Answer: If you get an infection, you need antibiotics. Cranberry juice may prevent UTIs. If someone continues to get infections, a urologist may put him/her on chronic antibiotic therapy as a preventive measure.
Question: What about sexual dysfunction?
Answer: This is common but doesn’t get talked about much. 70% of so men have ED. ED drugs can drop BP. 44% of men have decreased libido. Much higher percentage of women have decreased libido. Not much treatment for decreased libido.
Audience Member Comment: PDers who drool give good wet kisses.
Question: Is gall bladder inflammation related to PD?
Answer: Nothing written about this.
Question: Is there a portable electrical device to improve bowel function?
Answer: I’m not aware of anything.
Question: Bee stings caused my PD symptoms to dissipate. Twice. Can you speak to this? France has been studying this.

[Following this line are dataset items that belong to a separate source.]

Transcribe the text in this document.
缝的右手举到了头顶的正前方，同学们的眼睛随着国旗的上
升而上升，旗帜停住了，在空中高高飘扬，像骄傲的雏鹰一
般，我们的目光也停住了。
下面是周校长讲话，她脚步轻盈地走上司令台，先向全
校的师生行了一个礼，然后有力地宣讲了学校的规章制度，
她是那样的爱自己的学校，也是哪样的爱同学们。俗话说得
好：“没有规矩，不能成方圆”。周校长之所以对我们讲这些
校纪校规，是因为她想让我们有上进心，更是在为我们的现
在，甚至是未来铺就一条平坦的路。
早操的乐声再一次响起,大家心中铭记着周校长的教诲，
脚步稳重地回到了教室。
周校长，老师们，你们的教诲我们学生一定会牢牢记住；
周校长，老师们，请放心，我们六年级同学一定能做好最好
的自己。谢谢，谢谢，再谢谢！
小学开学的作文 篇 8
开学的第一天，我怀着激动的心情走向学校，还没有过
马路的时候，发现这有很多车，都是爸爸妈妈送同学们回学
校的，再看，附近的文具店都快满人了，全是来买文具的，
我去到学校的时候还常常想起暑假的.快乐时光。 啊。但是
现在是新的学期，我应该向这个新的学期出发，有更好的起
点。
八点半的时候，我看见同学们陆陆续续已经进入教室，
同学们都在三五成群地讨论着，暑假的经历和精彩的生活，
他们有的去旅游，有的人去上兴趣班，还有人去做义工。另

Answer: I’m not aware of anything in the literature about this. Presumably this is affecting the body’s immune system.
Question: How does Viagra affect PD or vice versa?
Answer: Drugs like Viagra can be effective in treating ED but there can be a tendency for these drugs to cause the BP to drop. It’s not cool to faint when you are trying to get other things done. If you already have OH, you should probably stay away from these drugs.